Charles R. Warren was an American teacher, the founder of the Warren Training School and the first and only headmaster of the Chatham Training School.

==Biography==

Charles Warren, a graduate of the Trinity College in Durham, North Carolina, arrived in Chatham, Virginia, in 1906. He had heard of the dire need for schools in the Chatham area, and decided to take on the challenge himself. Warren organised a day school at the end of Merchant Street, which came to be known as the Warren Training School. WTS averaged an enrollment of twenty boys. After its third session in May 1909, a lack of funds forced Warren to close the school.
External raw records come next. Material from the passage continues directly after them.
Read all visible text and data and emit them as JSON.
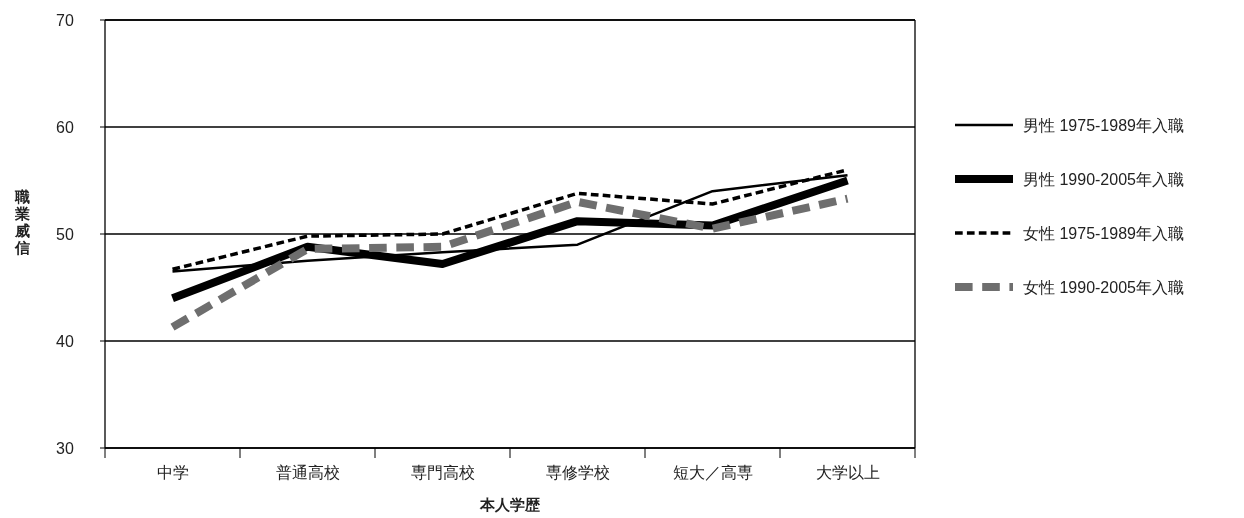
{
  "chart_data": {
    "type": "line",
    "xlabel": "本人学歴",
    "ylabel": "職業威信",
    "categories": [
      "中学",
      "普通高校",
      "専門高校",
      "専修学校",
      "短大／高専",
      "大学以上"
    ],
    "series": [
      {
        "name": "男性 1975-1989年入職",
        "color": "#000000",
        "line_style": "solid",
        "values": [
          46.5,
          47.5,
          48.3,
          49,
          54,
          55.5
        ]
      },
      {
        "name": "男性 1990-2005年入職",
        "color": "#000000",
        "line_style": "solid",
        "values": [
          44,
          48.8,
          47.2,
          51.2,
          50.8,
          55
        ]
      },
      {
        "name": "女性 1975-1989年入職",
        "color": "#000000",
        "line_style": "dashed",
        "values": [
          46.7,
          49.8,
          50,
          53.8,
          52.8,
          56
        ]
      },
      {
        "name": "女性 1990-2005年入職",
        "color": "#6e6e6e",
        "line_style": "dashed",
        "values": [
          41.3,
          48.6,
          48.8,
          53,
          50.5,
          53.3
        ]
      }
    ],
    "ylim": [
      30,
      70
    ],
    "yticks": [
      30,
      40,
      50,
      60,
      70
    ],
    "grid": "y",
    "legend": "right",
    "marker": "none"
  }
}
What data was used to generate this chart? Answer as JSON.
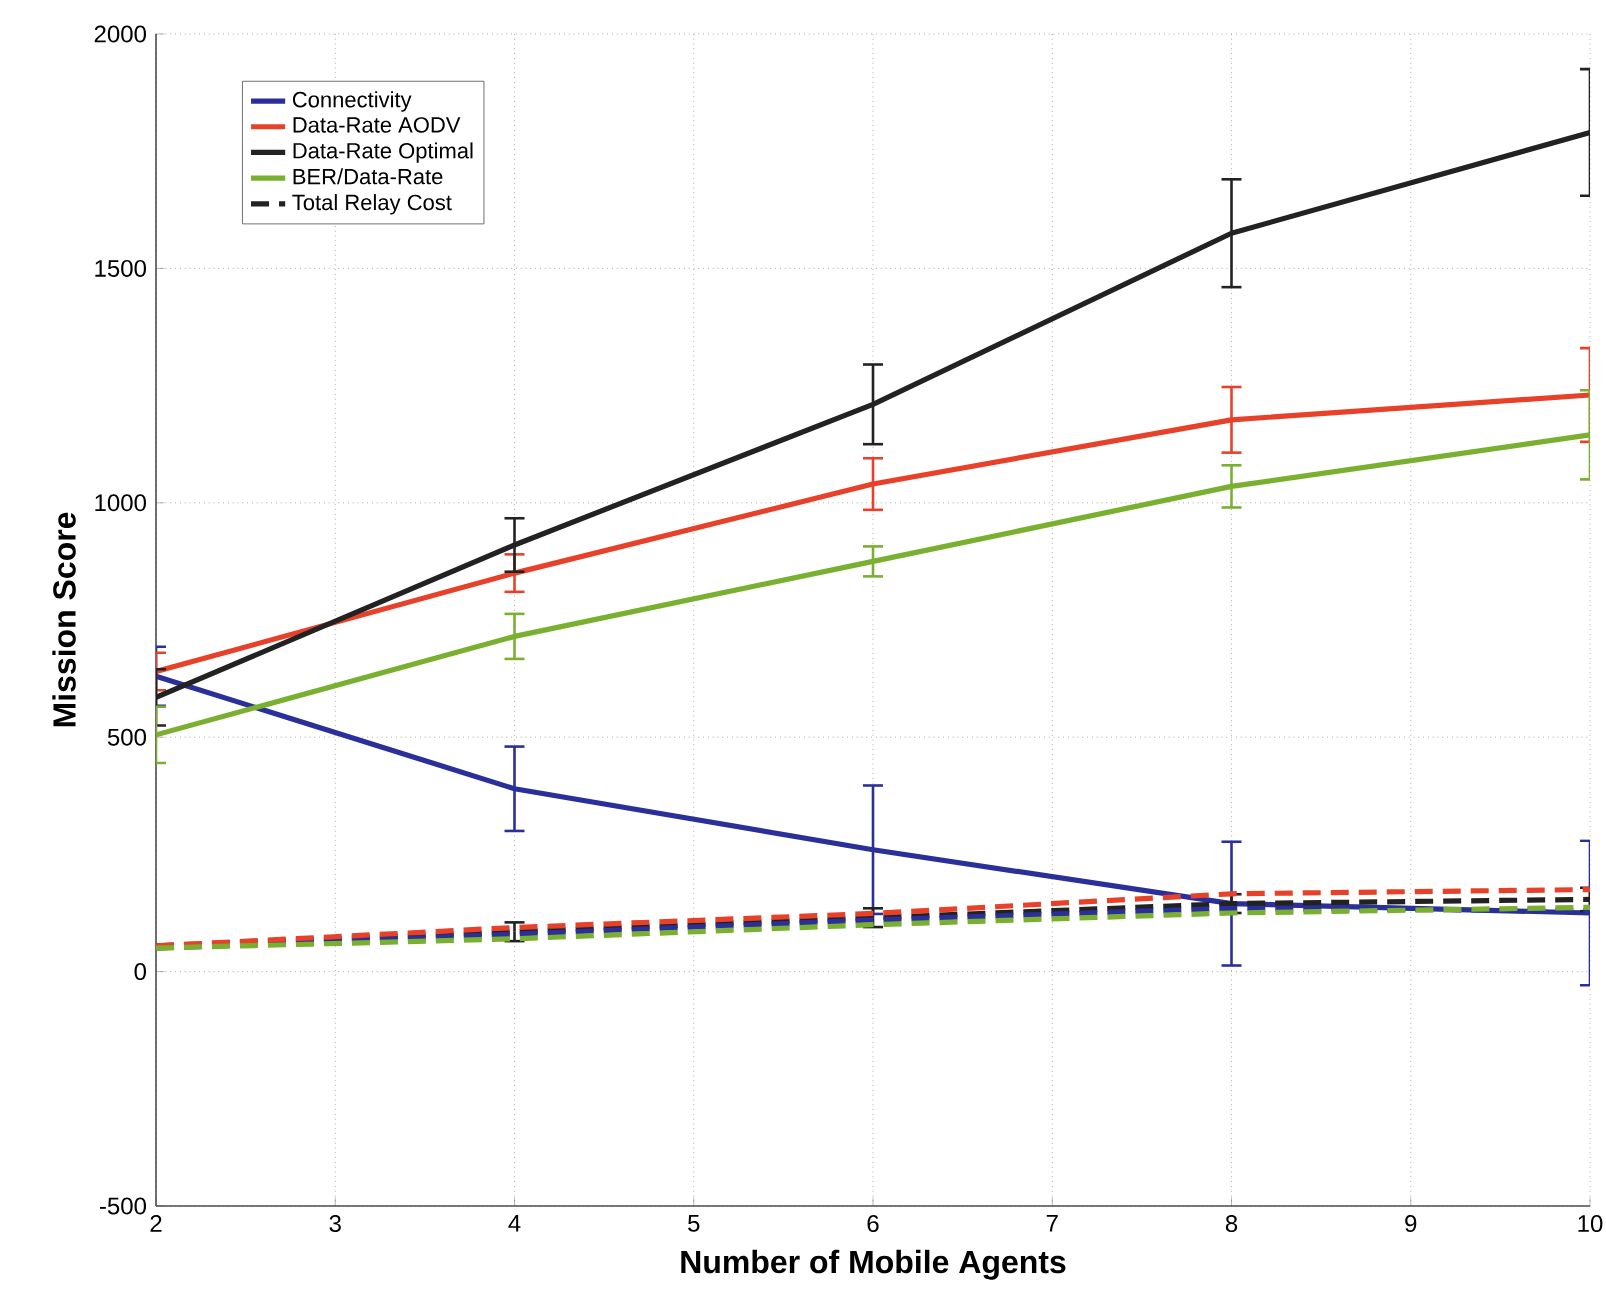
{
  "chart_data": {
    "type": "line",
    "xlabel": "Number of Mobile Agents",
    "ylabel": "Mission Score",
    "x": [
      2,
      4,
      6,
      8,
      10
    ],
    "xlim": [
      2,
      10
    ],
    "xticks": [
      2,
      3,
      4,
      5,
      6,
      7,
      8,
      9,
      10
    ],
    "ylim": [
      -500,
      2000
    ],
    "yticks": [
      -500,
      0,
      500,
      1000,
      1500,
      2000
    ],
    "grid": true,
    "legend": "top left",
    "series": [
      {
        "name": "Connectivity",
        "color": "#2b2f9a",
        "values": [
          630,
          390,
          260,
          145,
          125
        ],
        "errors": [
          63,
          90,
          137,
          132,
          154
        ]
      },
      {
        "name": "Data-Rate AODV",
        "color": "#e8412a",
        "values": [
          640,
          850,
          1040,
          1177,
          1230
        ],
        "errors": [
          40,
          40,
          55,
          70,
          100
        ]
      },
      {
        "name": "Data-Rate Optimal",
        "color": "#222222",
        "values": [
          585,
          910,
          1210,
          1575,
          1790
        ],
        "errors": [
          60,
          57,
          85,
          115,
          135
        ]
      },
      {
        "name": "BER/Data-Rate",
        "color": "#7ab030",
        "values": [
          505,
          715,
          875,
          1035,
          1145
        ],
        "errors": [
          60,
          48,
          32,
          45,
          95
        ]
      },
      {
        "name": "Total Relay Cost",
        "color": "#222222",
        "line_style": "dashed",
        "values": [
          55,
          85,
          115,
          145,
          154
        ],
        "errors": [
          null,
          20,
          20,
          20,
          25
        ]
      },
      {
        "color": "#2b2f9a",
        "line_style": "dashed",
        "values": [
          50,
          80,
          110,
          135,
          130
        ]
      },
      {
        "color": "#e8412a",
        "line_style": "dashed",
        "values": [
          55,
          94,
          124,
          166,
          175
        ]
      },
      {
        "color": "#7ab030",
        "line_style": "dashed",
        "values": [
          50,
          70,
          100,
          125,
          137
        ]
      }
    ]
  }
}
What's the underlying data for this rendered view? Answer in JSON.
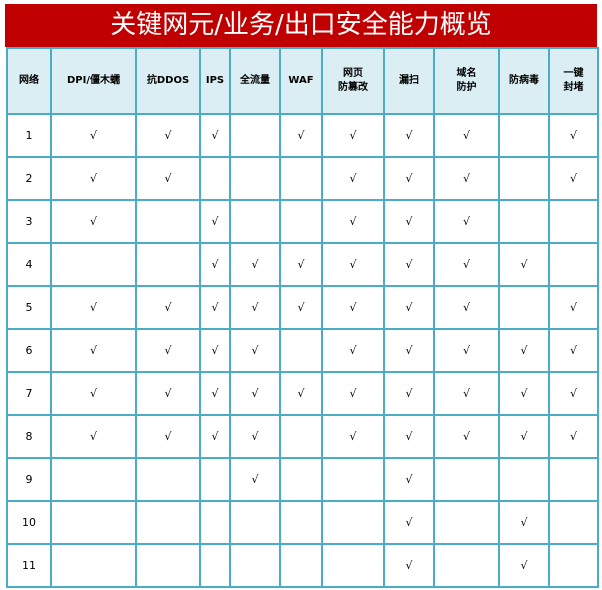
{
  "title": "关键网元/业务/出口安全能力概览",
  "check_mark": "√",
  "colors": {
    "title_bg": "#c00000",
    "header_bg": "#daeef3",
    "border": "#4bacc6"
  },
  "headers": [
    "网络",
    "DPI/僵木蠕",
    "抗DDOS",
    "IPS",
    "全流量",
    "WAF",
    "网页\n防篡改",
    "漏扫",
    "域名\n防护",
    "防病毒",
    "一键\n封堵"
  ],
  "rows": [
    [
      "1",
      "√",
      "√",
      "√",
      "",
      "√",
      "√",
      "√",
      "√",
      "",
      "√"
    ],
    [
      "2",
      "√",
      "√",
      "",
      "",
      "",
      "√",
      "√",
      "√",
      "",
      "√"
    ],
    [
      "3",
      "√",
      "",
      "√",
      "",
      "",
      "√",
      "√",
      "√",
      "",
      ""
    ],
    [
      "4",
      "",
      "",
      "√",
      "√",
      "√",
      "√",
      "√",
      "√",
      "√",
      ""
    ],
    [
      "5",
      "√",
      "√",
      "√",
      "√",
      "√",
      "√",
      "√",
      "√",
      "",
      "√"
    ],
    [
      "6",
      "√",
      "√",
      "√",
      "√",
      "",
      "√",
      "√",
      "√",
      "√",
      "√"
    ],
    [
      "7",
      "√",
      "√",
      "√",
      "√",
      "√",
      "√",
      "√",
      "√",
      "√",
      "√"
    ],
    [
      "8",
      "√",
      "√",
      "√",
      "√",
      "",
      "√",
      "√",
      "√",
      "√",
      "√"
    ],
    [
      "9",
      "",
      "",
      "",
      "√",
      "",
      "",
      "√",
      "",
      "",
      ""
    ],
    [
      "10",
      "",
      "",
      "",
      "",
      "",
      "",
      "√",
      "",
      "√",
      ""
    ],
    [
      "11",
      "",
      "",
      "",
      "",
      "",
      "",
      "√",
      "",
      "√",
      ""
    ]
  ]
}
Warren was hired as headmaster of the Chatham Training School for the 1909–1910 year. He and John K. Hutton constituted the entire CTS faculty, presiding over seventeen boarding and eighteen day students. At the close of the second session in 1911, Charles R. Warren submitted his resignation. After Warren's departure, the office of headmaster was abolished at the Chatham Training School and replaced with the office of president, with Reverend T. Ryland Sanford being the first to hold the new title.

==Legacy==

Charles R. Warren was the first to make a significant effort towards addressing the then-dire need for schools in and around Chatham, Virginia. Though this effort, the Warren Training School, was short-lived, it helped inspire the foundation of the Chatham Training School. Warren led this school during its very first years, helping it survive past the three years that WTS lasted. Warren's most lasting legacy is the ultimate survival of the Chatham Training School, now known as Hargrave Military Academy, to the present day.